Pfizer also tapped the largely unregulated world of influencer marketing. In one instance, the company retained the public relations firm Real Chemistry and an influencer named Darrion Nguyen, who also goes by @Lab_Shenanigans, to create a series of comedic skits mocking vaccine misinformation. The series, titled “I Heard It on the Internet,” mocked critics of vaccine policy as fools who did not follow the science.
Nguyen, who identified himself as a “real life scientist,” produced videos debunking claims such as “vaccines don’t work with Omicron variants” and “vaccines can make you magnetic.” The latter was certainly not true, but the former was up for debate. Research from Israel showed that the Pfizer boosters provided as little as 30% efficacy against the Omicron wave – and other studies suggested at the time that natural immunity provided as much as 87.8% efficacy against the Omicron variant. Those facts were not included in the Pfizer-funded TikTok series.
The star of the Pfizer social media ads, however, later got into his own misinformation scandal. Earlier this year, Baylor College of Medicine in Texas retracted research authored in part by Nguyen, citing falsified data and fabricated lab results. Nguyen, in response to the news, cited “pressure to meet expectations.”
While few news outlets covered Moderna or Pfizer’s ad campaign at the time, both companies were widely celebrated by marketing professionals for the success of the blitz.
YouGov called Pfizer’s ads the most successful of 2020, while Medical Marketing and Media, an industry group, awarded Moderna, Pfizer, and Johnson & Johnson for their innovative marketing efforts.
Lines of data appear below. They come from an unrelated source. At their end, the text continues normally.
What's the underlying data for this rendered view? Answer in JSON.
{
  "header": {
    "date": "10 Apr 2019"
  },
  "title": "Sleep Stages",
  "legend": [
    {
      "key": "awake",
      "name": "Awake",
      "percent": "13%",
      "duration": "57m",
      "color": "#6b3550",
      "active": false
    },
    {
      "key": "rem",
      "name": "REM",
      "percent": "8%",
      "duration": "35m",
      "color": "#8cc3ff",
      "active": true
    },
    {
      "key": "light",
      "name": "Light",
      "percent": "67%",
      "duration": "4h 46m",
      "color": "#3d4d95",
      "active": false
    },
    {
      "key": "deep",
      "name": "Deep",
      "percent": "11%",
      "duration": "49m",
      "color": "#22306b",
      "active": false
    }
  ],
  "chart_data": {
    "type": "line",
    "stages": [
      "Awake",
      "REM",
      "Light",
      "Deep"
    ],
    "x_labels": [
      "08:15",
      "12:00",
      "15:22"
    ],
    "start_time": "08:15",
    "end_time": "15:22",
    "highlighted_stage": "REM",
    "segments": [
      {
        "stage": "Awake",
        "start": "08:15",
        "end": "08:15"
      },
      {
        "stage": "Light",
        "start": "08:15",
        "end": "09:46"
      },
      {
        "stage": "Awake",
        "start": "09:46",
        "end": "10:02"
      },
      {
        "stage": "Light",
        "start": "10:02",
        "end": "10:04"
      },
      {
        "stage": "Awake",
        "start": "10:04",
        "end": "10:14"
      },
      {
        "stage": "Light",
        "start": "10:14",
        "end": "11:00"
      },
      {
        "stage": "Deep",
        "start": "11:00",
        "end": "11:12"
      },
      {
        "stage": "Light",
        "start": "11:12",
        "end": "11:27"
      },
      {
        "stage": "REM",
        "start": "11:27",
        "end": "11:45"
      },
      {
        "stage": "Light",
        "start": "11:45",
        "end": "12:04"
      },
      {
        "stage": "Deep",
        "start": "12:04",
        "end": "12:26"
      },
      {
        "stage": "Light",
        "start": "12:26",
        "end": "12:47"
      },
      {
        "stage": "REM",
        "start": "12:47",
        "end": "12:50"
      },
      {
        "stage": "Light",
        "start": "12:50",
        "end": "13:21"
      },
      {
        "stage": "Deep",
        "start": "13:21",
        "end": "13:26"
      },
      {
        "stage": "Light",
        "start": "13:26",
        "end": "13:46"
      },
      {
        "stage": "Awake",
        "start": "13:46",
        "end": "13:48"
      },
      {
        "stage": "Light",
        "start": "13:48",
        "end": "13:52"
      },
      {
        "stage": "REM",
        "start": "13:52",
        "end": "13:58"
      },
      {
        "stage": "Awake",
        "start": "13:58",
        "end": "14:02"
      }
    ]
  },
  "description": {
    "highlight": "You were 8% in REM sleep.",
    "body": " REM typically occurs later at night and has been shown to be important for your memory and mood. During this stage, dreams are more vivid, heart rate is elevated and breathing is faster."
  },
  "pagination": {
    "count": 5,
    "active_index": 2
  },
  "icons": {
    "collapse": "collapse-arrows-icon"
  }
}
Pfizer went so far as to submit a detailed presentation touting the impact of its social media and marketing strategy during the pandemic to the “Shorty Awards,” another industry competition for DTC ads and drug marketing innovation. The video montage of the company’s success shows a series of public relations victories for the industry, including a social media pledge to ensure a safe and effective vaccine, which won Pfizer “positive coverage from almost every top tier [news] outlet,” including the New York Times and Bloomberg.
The success in selling the public was buoyed by government support. The United States provided at least $31.9 billion in funds for the development, purchasing, and production of the mRNA vaccines, money that padded record profits. Pfizer generated some $37 billion in revenue from the vaccine in 2021, making it one of the most lucrative drug product launches of all time. Moderna, meanwhile, minted four new billionaires as the company’s stock skyrocketed.
Kheriaty, the bioethicist, is an opponent of all direct-to-consumer ads. But he noted that the vaccine industry campaign appeared particularly pernicious, as government and media voices largely echoed every marketing claim of the vaccine industry with little pushback, while the tens of millions of dollars of pharmaceutical ads provided an inherent conflict of interest for the news programs covering the pandemic.
“You’re probably just at the tip of the iceberg in terms of tracing the money flow,” Kheriaty sighed.